Hungarian indoor volleyball coach (1928–2023)

Gabriella Kotsis (31 May 1928 – 17 August 2023) was a Hungarian indoor volleyball coach. Along with Lang Ping, she was one of only two women volleyball coaches to lead teams at multiple Olympics. Kotsis coached Hungary at the 1972 Olympic Games in Munich, the 1976 Olympic Games in Montreal and the 1980 Olympic Games in Moscow.
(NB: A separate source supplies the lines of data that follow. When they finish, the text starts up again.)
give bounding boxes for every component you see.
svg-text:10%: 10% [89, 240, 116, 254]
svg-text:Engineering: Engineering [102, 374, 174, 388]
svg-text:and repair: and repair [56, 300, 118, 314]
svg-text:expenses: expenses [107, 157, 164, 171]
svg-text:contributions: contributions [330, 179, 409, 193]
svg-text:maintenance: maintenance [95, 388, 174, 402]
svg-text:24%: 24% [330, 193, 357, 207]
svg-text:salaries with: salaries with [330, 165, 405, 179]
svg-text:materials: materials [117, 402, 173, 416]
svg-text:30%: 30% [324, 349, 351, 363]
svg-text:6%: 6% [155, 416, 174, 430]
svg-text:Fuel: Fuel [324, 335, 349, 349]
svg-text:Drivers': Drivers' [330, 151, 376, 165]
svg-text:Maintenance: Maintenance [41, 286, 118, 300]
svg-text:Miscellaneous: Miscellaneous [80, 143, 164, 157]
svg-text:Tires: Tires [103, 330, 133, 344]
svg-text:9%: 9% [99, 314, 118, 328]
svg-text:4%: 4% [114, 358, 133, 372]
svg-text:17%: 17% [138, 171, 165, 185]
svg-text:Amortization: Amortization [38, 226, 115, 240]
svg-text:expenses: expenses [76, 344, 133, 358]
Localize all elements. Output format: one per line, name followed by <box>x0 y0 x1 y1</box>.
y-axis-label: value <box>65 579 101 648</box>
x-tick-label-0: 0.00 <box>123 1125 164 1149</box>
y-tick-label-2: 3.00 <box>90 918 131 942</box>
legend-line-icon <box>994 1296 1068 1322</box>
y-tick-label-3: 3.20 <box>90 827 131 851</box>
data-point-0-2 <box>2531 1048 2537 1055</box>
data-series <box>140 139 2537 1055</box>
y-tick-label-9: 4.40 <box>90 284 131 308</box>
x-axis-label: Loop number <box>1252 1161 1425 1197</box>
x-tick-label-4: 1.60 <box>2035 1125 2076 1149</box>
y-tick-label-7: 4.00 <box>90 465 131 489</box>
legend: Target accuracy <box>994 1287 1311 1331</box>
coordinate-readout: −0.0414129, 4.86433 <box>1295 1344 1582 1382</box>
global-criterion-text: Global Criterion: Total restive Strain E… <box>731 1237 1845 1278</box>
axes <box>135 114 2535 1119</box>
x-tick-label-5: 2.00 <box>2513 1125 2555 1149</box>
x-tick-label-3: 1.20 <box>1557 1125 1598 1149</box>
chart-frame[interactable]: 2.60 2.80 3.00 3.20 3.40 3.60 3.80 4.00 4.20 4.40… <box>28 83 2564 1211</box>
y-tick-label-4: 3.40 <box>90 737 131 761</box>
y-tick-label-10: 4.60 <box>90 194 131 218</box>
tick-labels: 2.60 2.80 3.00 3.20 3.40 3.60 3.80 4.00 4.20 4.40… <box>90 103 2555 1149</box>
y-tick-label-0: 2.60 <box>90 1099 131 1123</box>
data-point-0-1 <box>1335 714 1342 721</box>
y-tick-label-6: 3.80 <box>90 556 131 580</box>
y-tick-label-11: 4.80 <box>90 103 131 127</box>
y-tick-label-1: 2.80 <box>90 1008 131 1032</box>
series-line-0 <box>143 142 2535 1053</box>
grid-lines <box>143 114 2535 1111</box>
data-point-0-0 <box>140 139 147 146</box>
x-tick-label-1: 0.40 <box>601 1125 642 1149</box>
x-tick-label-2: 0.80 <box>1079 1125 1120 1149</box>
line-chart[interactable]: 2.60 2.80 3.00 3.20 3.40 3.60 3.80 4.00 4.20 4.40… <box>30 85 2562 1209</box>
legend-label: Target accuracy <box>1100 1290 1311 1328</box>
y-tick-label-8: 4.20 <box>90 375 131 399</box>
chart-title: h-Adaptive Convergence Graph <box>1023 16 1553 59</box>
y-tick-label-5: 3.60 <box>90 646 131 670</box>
In 2010, Kotsis was named into the Volleyball Hall of Fame.

==Career==
Kotsis was born in Budapest, Hungary on 31 May 1928. As a youth, she competed in indoor volleyball at the 1950 European Championship and the first women's FIVB World Championship in 1952 in Moscow, leading Hungary to a sixth-place finish. Following her retirement from playing, Kotsis coached Hungary at the 1972 Summer Olympics, the 1976 Summer Olympics, and the 1980 Summer Olympics, becoming the only female to lead teams to three Olympics. Likewise, she is one of only two women volleyball coaches to lead teams at multiple Olympics, along with Lang Ping. In recognition of her efforts, Kotsis was inducted into the Volleyball Hall of Fame in 2010.

Kotsis died in Budapest on 17 August 2023, at the age of 95.